How would you teach the concept of stress to a 5-year-old?
Today our 5yo son was having trouble listening and following directions to get prepped to go sledding with our friends.
My wife asked if he felt stressed and decided to show him what that meant.
She went to the sink and grabbed a glass.
She said, "What's this?"
He knew. "A glass."
"That's right. And if I'm mad that my sister did something to me, I might fill it up a little."
She proceeds to fill it up about 1/4 of the way.
She continues. "And then, if mama tells me to do something and I don't want to..."
She fills it more, this time closer to the top.
"And then... even little things, like your socks not feeling good..."
She continues filling it until the cup starts to overflow.
"What happens then?"
He knows. "It overflows."
"That's right! That's what stress means. Sometimes when things we don't like happen again and again and we don't relax our body, it builds up. That's when even little things can make our bodies overflow. Do you understand what I'm trying to teach you?"

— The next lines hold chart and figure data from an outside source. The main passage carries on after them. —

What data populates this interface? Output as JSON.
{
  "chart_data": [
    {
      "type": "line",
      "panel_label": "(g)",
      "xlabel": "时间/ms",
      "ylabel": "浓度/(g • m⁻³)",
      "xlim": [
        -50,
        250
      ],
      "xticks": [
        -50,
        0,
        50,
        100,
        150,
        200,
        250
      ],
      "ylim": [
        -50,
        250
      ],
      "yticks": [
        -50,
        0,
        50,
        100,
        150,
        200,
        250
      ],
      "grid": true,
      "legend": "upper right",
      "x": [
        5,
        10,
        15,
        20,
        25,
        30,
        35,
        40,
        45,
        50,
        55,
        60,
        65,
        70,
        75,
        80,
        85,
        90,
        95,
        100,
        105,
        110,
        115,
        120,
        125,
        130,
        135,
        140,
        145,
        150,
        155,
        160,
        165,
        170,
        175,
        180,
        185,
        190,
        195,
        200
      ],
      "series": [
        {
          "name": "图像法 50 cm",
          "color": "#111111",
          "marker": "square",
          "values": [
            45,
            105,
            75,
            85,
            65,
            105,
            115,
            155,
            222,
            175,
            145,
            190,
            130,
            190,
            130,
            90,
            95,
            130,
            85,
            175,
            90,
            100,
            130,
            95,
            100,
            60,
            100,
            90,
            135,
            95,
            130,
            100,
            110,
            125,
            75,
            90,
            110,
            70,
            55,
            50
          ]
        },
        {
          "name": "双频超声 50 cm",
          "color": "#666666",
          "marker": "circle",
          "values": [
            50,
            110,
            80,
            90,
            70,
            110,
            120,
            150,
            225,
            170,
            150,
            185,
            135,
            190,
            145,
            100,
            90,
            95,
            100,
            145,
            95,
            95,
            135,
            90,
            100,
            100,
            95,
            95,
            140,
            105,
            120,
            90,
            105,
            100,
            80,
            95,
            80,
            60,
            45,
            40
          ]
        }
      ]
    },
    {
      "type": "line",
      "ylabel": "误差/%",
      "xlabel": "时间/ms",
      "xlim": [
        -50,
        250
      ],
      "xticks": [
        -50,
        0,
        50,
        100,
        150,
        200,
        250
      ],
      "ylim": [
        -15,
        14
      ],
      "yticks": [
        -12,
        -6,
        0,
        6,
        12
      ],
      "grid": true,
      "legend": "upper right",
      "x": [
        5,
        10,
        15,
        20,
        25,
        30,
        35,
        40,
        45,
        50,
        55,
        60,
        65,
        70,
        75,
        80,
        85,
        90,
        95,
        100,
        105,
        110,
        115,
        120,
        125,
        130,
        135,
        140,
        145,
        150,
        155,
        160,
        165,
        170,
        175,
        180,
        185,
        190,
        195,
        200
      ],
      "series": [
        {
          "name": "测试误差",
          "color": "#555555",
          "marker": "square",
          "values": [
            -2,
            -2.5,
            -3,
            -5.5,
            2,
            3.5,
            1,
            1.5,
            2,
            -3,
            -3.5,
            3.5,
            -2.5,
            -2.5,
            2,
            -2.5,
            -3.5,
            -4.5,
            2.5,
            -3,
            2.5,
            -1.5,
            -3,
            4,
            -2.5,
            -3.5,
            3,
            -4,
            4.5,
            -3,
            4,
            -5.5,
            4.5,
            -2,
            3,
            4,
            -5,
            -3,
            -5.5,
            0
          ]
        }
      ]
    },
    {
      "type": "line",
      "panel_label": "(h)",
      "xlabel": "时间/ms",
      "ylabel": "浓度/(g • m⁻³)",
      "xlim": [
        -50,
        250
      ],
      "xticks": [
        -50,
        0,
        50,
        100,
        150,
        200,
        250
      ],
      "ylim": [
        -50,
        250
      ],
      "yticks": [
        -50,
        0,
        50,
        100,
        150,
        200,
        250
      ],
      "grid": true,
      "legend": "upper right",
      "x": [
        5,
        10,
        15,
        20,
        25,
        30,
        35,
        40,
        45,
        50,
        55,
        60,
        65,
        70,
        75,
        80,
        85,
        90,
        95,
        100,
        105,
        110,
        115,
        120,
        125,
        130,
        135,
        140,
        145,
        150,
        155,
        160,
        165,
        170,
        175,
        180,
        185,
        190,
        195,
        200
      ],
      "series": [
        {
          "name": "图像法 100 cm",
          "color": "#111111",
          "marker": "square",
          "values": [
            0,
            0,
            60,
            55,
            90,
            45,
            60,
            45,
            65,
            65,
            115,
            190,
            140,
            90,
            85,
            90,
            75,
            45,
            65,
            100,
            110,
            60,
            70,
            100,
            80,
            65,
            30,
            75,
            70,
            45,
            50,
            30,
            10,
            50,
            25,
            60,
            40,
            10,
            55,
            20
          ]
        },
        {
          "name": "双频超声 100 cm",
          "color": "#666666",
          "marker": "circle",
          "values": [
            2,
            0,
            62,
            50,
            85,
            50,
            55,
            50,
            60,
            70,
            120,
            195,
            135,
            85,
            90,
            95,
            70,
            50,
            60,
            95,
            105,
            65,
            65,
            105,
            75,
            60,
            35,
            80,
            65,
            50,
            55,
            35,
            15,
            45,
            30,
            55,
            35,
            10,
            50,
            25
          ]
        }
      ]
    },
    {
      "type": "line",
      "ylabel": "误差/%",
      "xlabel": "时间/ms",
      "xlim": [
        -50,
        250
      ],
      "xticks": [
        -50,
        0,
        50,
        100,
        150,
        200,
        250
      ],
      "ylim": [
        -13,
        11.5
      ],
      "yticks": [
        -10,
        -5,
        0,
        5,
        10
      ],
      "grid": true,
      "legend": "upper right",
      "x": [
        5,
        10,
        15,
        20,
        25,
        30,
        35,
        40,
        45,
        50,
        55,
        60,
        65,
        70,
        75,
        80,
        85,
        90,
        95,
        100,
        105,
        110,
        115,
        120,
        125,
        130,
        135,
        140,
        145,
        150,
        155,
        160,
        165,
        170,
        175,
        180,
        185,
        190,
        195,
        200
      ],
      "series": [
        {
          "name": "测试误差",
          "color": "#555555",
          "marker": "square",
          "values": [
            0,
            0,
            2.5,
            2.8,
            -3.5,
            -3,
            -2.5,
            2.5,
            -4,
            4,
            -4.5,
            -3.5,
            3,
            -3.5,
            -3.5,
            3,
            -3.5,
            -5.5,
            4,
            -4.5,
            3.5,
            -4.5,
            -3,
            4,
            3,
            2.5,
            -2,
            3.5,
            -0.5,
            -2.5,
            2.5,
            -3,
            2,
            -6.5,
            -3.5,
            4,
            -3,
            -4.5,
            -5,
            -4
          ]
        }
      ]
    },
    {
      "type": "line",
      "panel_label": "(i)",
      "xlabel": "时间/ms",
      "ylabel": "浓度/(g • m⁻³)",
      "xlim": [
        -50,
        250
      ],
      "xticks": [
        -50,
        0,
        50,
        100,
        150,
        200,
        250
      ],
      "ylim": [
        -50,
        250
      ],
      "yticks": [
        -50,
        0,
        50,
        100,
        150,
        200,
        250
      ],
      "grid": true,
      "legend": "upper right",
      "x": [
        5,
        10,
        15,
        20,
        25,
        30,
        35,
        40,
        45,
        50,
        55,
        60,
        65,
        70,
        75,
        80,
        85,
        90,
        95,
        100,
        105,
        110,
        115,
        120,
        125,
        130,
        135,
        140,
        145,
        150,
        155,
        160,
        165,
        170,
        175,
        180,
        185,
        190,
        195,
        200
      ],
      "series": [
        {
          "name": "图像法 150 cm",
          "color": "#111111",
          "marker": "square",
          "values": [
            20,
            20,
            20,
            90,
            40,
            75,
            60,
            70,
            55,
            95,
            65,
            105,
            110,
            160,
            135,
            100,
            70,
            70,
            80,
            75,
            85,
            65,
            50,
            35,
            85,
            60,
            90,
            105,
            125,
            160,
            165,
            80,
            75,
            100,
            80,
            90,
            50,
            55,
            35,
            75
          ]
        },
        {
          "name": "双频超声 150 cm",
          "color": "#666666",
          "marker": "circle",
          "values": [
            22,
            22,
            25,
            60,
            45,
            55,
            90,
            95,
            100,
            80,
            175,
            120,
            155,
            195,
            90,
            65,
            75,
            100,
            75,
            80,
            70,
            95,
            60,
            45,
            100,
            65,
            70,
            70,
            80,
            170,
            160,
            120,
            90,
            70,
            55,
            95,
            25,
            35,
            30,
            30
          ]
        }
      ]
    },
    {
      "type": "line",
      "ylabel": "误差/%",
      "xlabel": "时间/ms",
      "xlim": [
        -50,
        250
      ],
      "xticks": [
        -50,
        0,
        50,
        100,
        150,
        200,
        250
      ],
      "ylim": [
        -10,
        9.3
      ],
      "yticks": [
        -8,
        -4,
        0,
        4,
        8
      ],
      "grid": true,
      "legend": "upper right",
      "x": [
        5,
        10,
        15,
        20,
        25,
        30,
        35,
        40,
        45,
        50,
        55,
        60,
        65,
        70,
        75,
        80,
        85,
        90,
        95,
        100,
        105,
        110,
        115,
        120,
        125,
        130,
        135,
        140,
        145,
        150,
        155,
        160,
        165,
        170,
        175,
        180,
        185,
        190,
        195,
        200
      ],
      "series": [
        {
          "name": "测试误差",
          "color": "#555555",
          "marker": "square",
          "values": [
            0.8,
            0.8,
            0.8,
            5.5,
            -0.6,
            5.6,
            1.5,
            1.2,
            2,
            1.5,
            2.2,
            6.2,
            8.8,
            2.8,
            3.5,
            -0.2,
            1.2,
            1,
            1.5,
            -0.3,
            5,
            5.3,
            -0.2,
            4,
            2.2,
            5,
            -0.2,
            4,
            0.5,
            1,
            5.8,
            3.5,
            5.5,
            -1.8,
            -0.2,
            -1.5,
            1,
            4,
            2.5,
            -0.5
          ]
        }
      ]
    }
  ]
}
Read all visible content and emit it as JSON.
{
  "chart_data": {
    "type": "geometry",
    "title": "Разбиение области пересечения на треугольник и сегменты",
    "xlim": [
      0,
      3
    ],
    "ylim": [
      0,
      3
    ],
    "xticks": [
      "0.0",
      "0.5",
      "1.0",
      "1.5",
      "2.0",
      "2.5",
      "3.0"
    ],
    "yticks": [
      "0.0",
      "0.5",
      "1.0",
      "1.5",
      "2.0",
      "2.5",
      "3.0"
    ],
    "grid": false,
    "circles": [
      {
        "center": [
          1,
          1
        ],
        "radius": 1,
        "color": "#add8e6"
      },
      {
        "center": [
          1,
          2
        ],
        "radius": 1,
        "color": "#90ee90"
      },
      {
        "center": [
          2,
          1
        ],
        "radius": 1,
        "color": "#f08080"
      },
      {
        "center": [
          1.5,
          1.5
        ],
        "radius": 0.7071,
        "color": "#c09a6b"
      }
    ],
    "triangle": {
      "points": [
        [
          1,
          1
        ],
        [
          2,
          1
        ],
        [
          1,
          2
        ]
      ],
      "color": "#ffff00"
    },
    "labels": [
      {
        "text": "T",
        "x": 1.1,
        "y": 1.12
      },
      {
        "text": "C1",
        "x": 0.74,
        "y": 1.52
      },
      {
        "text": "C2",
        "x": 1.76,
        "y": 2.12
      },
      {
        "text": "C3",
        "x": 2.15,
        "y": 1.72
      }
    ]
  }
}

Later as we were leaving, his sister is having a fit.
He perks up:
"I think her cup is overflowing."
He was able to take that new connection and use it to explain what was happening in the world.
My wife could have explained stress in more abstract terms but she didn't, she created a learning experience. She used a metaphor that turned the idea of stress into something clear and concrete that a 5-year-old could comprehend.
When you're teaching a concept to your audience, you need to meet them where they're at – it's not about showcasing how much of an expert you are.
Instead, designing learning experiences means being human-centered. In this case, it meant simplifying a complex concept and visualizing it so a 5-year-old could comprehend. Describing a concept using a visual metaphor creates a picture in the learner's mind. When they experience the concept in action, that picture shows up and they can recognize it.